Но, обратившись мыслями к себе самому, подумав, что в самом деле он, остававшийся во Франции, не подвергавшийся никаким превратностям войны и никаким лишениям жизни в эмиграции, был теперь богат, в то время как его брат вернулся из изгнания лишь со шпагой на боку и эполетами на плечах; рассудив так, он испытал некоторые сомнения и спросил себя, не поступил ли он дурно, приняв наследство тетушки де Ботерн.
Тогда, даже не потрудившись все хорошенько обдумать, не останавливаясь перед знаками протеста, которые подавала ему кроткая Матильда, не желавшая следовать примеру святого Мартина и довольствоваться половиной плаща, попросив прощения у старшего брата за допущенную ошибку, последствия которой он только что осознал, Дьёдонне в тот же миг потребовал, чтобы барон взял себе половину состояния канониссы, и пожелал в тот же день подписать дарственную.

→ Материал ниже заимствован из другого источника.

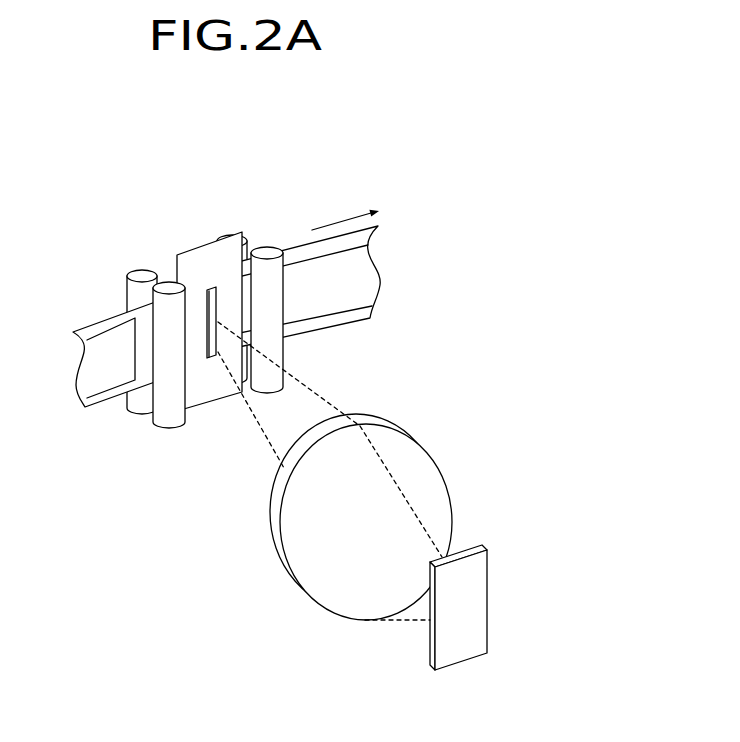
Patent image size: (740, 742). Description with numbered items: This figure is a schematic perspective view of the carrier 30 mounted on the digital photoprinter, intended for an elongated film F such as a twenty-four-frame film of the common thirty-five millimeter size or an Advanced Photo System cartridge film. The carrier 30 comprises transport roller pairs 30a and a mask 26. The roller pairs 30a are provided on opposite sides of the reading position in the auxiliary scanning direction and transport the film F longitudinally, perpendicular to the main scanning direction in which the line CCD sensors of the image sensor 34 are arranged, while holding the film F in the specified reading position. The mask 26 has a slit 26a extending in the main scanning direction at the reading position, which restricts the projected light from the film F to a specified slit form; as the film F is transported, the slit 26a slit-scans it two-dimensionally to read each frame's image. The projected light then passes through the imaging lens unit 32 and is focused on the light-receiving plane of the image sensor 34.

The carrier 30 is at (146, 232).
The transport roller pair 30a is at (167, 413).
The mask 26 is at (208, 387).
The slit 26a is at (212, 287).
The film F is at (348, 277).
The imaging lens unit 32 is at (408, 457).
The image sensor 34 is at (470, 598).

Барон согласился, не заставив себя долго упрашивать.
VI
КАК ШЕВАЛЬЕ ДЕ ЛА ГРАВЕРИ СЛУЖИЛ В СЕРЫХ МУШКЕТЕРАХ
Каким бы бесчувственным и окаменевшим ни было сердце барона, его, казалось, тронула деликатность брата, и после того как дарственная бумага, составленная нотариусом барона, была подписана шевалье и парафирована им внизу каждой страницы и после каждого примечания, барон открыл ему свои объятия с душевным порывом, почти заставившим его забыть о своем достоинстве главы рода; шевалье бросился ему на грудь, разразившись слезами и конечно же испытывая за это простое проявление братской привязанности гораздо большую признательность, нежели барон испытывал к нему за полученные пятнадцать тысяч ренты, которые вместе с тем, чем он уже владел, составили в точности пятнадцать тысяч франков дохода.
Со своей стороны после взаимных поцелуев и объятий барон объявил, что в дальнейшем он будет воспринимать Дьёдонне и любить его как собственного сына и приложит все свои силы и употребит все свое влияние, чтобы устроить брату карьеру при дворе.
Желая дать ему в том неопровержимое доказательство, барон испросил для него патент на вступление в полк серых мушкетеров и, полагая приготовить чудесный сюрприз, ни слова не сказал ему о своих хлопотах.
И вот однажды вечером, садясь за стол, Дьёдонне нашел у себя под салфеткой патент, подписанный Людовиком и гласивший, что шевалье де ла Гравери удостаивается чести быть принятым в этот привилегированный полк.
И в самом деле это была огромная честь: отпрыски лучших фамилий Франции оспаривали право принадлежать к полку, называвшемуся в ту пору красной свитой.